很安靜,這一刻。少年已經離去,此時的眾人,目光皆已回到了女孩這邊。
依舊安靜,甚至是看臺上的觀眾,此時都好奇的閉上了閑聊的嘴,默默注視著天賦鼎的上空,靜靜等待著。
從未發生過這種情況。明明只有兩個呼吸的時間,可在場的眾人卻感覺仿佛是時間停滯一般。
“怎么沒反應?”所有人的都在好奇。生而為人,體內多多少少都會存有靈力,這也導致,無論如何,天賦鼎上都會現有一絲白煙,幾滴水珠或是火苗。
“小妹妹,你再碰一下試試。”或許是靈力的流動出現了錯誤,一旁有人提醒道。
這幾日的洛陽,皆會是晴天。而此時正值早晨,還未升至頭頂的太陽,卻讓人感到有些許的悶熱。
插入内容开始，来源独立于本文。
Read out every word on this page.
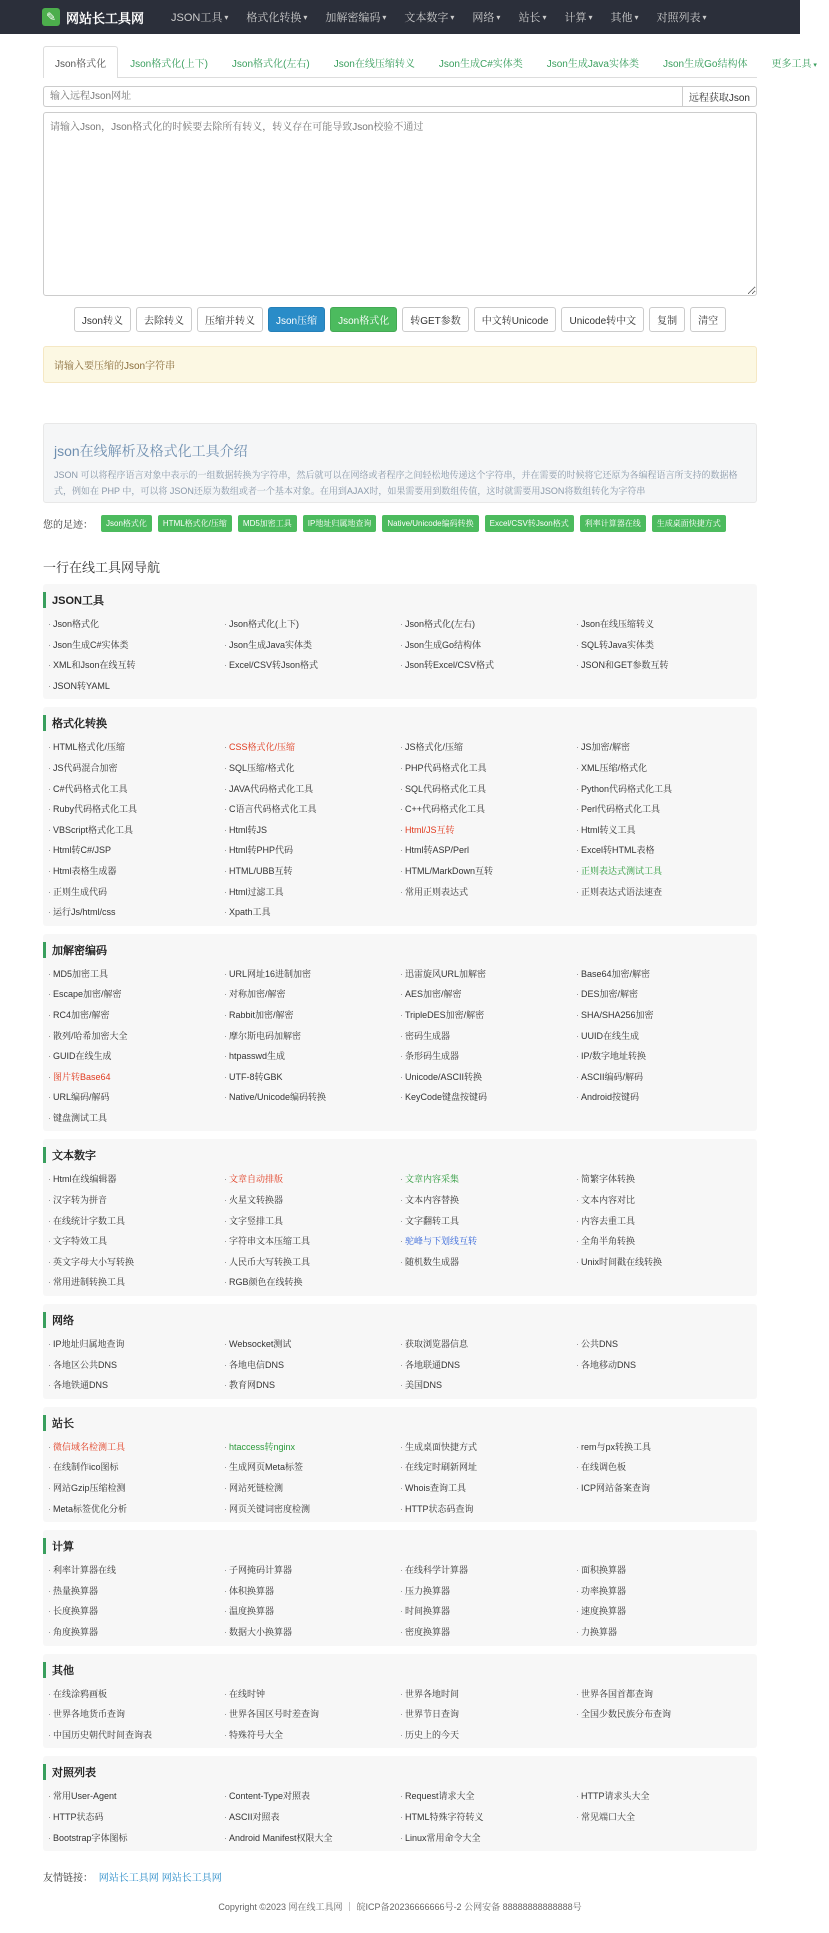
✎ 网站长工具网 JSON工具 ▾ 格式化转换 ▾ 加解密编码 ▾ 文本数字 ▾ 网络 ▾ 站长 ▾ 计算 ▾ 其他 ▾ 对照列表 ▾
Json格式化	Json格式化(上下)	Json格式化(左右)	Json在线压缩转义	Json生成C#实体类	Json生成Java实体类	Json生成Go结构体	更多工具 ▾
输入远程Json网址
远程获取Json
请输入Json，Json格式化的时候要去除所有转义，转义存在可能导致Json校验不通过
Json转义	去除转义	压缩并转义	Json压缩	Json格式化	转GET参数	中文转Unicode	Unicode转中文	复制	清空
请输入要压缩的Json字符串
json在线解析及格式化工具介绍

JSON 可以将程序语言对象中表示的一组数据转换为字符串，然后就可以在网络或者程序之间轻松地传递这个字符串，并在需要的时候将它还原为各编程语言所支持的数据格式，例如在 PHP 中，可以将 JSON还原为数组或者一个基本对象。在用到AJAX时，如果需要用到数组传值，这时就需要用JSON将数组转化为字符串

您的足迹：	Json格式化	HTML格式化/压缩	MD5加密工具	IP地址归属地查询	Native/Unicode编码转换	Excel/CSV转Json格式	利率计算器在线	生成桌面快捷方式
一行在线工具网导航
JSON工具
· Json格式化	· Json格式化(上下)	· Json格式化(左右)	· Json在线压缩转义
· Json生成C#实体类	· Json生成Java实体类	· Json生成Go结构体	· SQL转Java实体类
· XML和Json在线互转	· Excel/CSV转Json格式	· Json转Excel/CSV格式	· JSON和GET参数互转
· JSON转YAML
格式化转换
· HTML格式化/压缩	· CSS格式化/压缩	· JS格式化/压缩	· JS加密/解密
· JS代码混合加密	· SQL压缩/格式化	· PHP代码格式化工具	· XML压缩/格式化
· C#代码格式化工具	· JAVA代码格式化工具	· SQL代码格式化工具	· Python代码格式化工具
· Ruby代码格式化工具	· C语言代码格式化工具	· C++代码格式化工具	· Perl代码格式化工具
· VBScript格式化工具	· Html转JS	· Html/JS互转	· Html转义工具
· Html转C#/JSP	· Html转PHP代码	· Html转ASP/Perl	· Excel转HTML表格
· Html表格生成器	· HTML/UBB互转	· HTML/MarkDown互转	· 正则表达式测试工具
· 正则生成代码	· Html过滤工具	· 常用正则表达式	· 正则表达式语法速查
· 运行Js/html/css	· Xpath工具
加解密编码
· MD5加密工具	· URL网址16进制加密	· 迅雷旋风URL加解密	· Base64加密/解密
· Escape加密/解密	· 对称加密/解密	· AES加密/解密	· DES加密/解密
· RC4加密/解密	· Rabbit加密/解密	· TripleDES加密/解密	· SHA/SHA256加密
· 散列/哈希加密大全	· 摩尔斯电码加解密	· 密码生成器	· UUID在线生成
· GUID在线生成	· htpasswd生成	· 条形码生成器	· IP/数字地址转换
· 图片转Base64	· UTF-8转GBK	· Unicode/ASCII转换	· ASCII编码/解码
· URL编码/解码	· Native/Unicode编码转换	· KeyCode键盘按键码	· Android按键码
· 键盘测试工具
文本数字
· Html在线编辑器	· 文章自动排版	· 文章内容采集	· 简繁字体转换
· 汉字转为拼音	· 火星文转换器	· 文本内容替换	· 文本内容对比
· 在线统计字数工具	· 文字竖排工具	· 文字翻转工具	· 内容去重工具
· 文字特效工具	· 字符串文本压缩工具	· 驼峰与下划线互转	· 全角半角转换
· 英文字母大小写转换	· 人民币大写转换工具	· 随机数生成器	· Unix时间戳在线转换
· 常用进制转换工具	· RGB颜色在线转换
网络
· IP地址归属地查询	· Websocket测试	· 获取浏览器信息	· 公共DNS
· 各地区公共DNS	· 各地电信DNS	· 各地联通DNS	· 各地移动DNS
· 各地铁通DNS	· 教育网DNS	· 美国DNS
站长
· 微信域名检测工具	· htaccess转nginx	· 生成桌面快捷方式	· rem与px转换工具
· 在线制作ico图标	· 生成网页Meta标签	· 在线定时刷新网址	· 在线调色板
· 网站Gzip压缩检测	· 网站死链检测	· Whois查询工具	· ICP网站备案查询
· Meta标签优化分析	· 网页关键词密度检测	· HTTP状态码查询
计算
· 利率计算器在线	· 子网掩码计算器	· 在线科学计算器	· 面积换算器
· 热量换算器	· 体积换算器	· 压力换算器	· 功率换算器
· 长度换算器	· 温度换算器	· 时间换算器	· 速度换算器
· 角度换算器	· 数据大小换算器	· 密度换算器	· 力换算器
其他
· 在线涂鸦画板	· 在线时钟	· 世界各地时间	· 世界各国首都查询
· 世界各地货币查询	· 世界各国区号时差查询	· 世界节日查询	· 全国少数民族分布查询
· 中国历史朝代时间查询表	· 特殊符号大全	· 历史上的今天
对照列表
· 常用User-Agent	· Content-Type对照表	· Request请求大全	· HTTP请求头大全
· HTTP状态码	· ASCII对照表	· HTML特殊字符转义	· 常见端口大全
· Bootstrap字体图标	· Android Manifest权限大全	· Linux常用命令大全
友情链接： 网站长工具网 网站长工具网
Copyright ©2023 网在线工具网 ｜ 皖ICP备20236666666号-2 公网安备 88888888888888号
擦拭著臉上的汗水,順手抖了抖身上的衣服,試圖讓空氣流通,帶來一絲清涼。
女孩的手,并沒有重新摸向天賦鼎,整個人站立著不動,讓在場的眾人著實有些不解。
“沒錯,沒錯。”指尖相互摩擦,觸手可及的水珠,在手中緩緩結為冰粒。目光緊緊盯著女孩的右腳腳踝,不會有錯。方卿旎胸口的顫抖,終究是蔓延至了全身,而身體也是再抑制不住激動。
“旎丫頭,別動。”
直擊內心,語氣中帶有著濃濃的壓迫感,用以平復內心。一瞬間的平靜,并沒有持續太久,而這次的激動來得卻是更加迅速,更加猛烈。
轉頭看向遠處,透過千萬面孔,一眼便看到了那張極度蒼老的臉龐。
“叔。”眼中的淚水不自覺地打轉,這聲叔,更是仿佛喚醒了沉睡在心頭的那股悲傷。
“情況特殊,就不見面了。記住,下面那孩子你不能認,離得越遠越好,一點點交集都不要有。”
“還有,你爸前幾天走了,等晚些時候,如果有空,可以去雨城看看。”
沉默了片刻,“你爸說,他對不起你。”兩人的交流,是單向的,都是姬天良一人通過心說,傳遞給了方卿旎。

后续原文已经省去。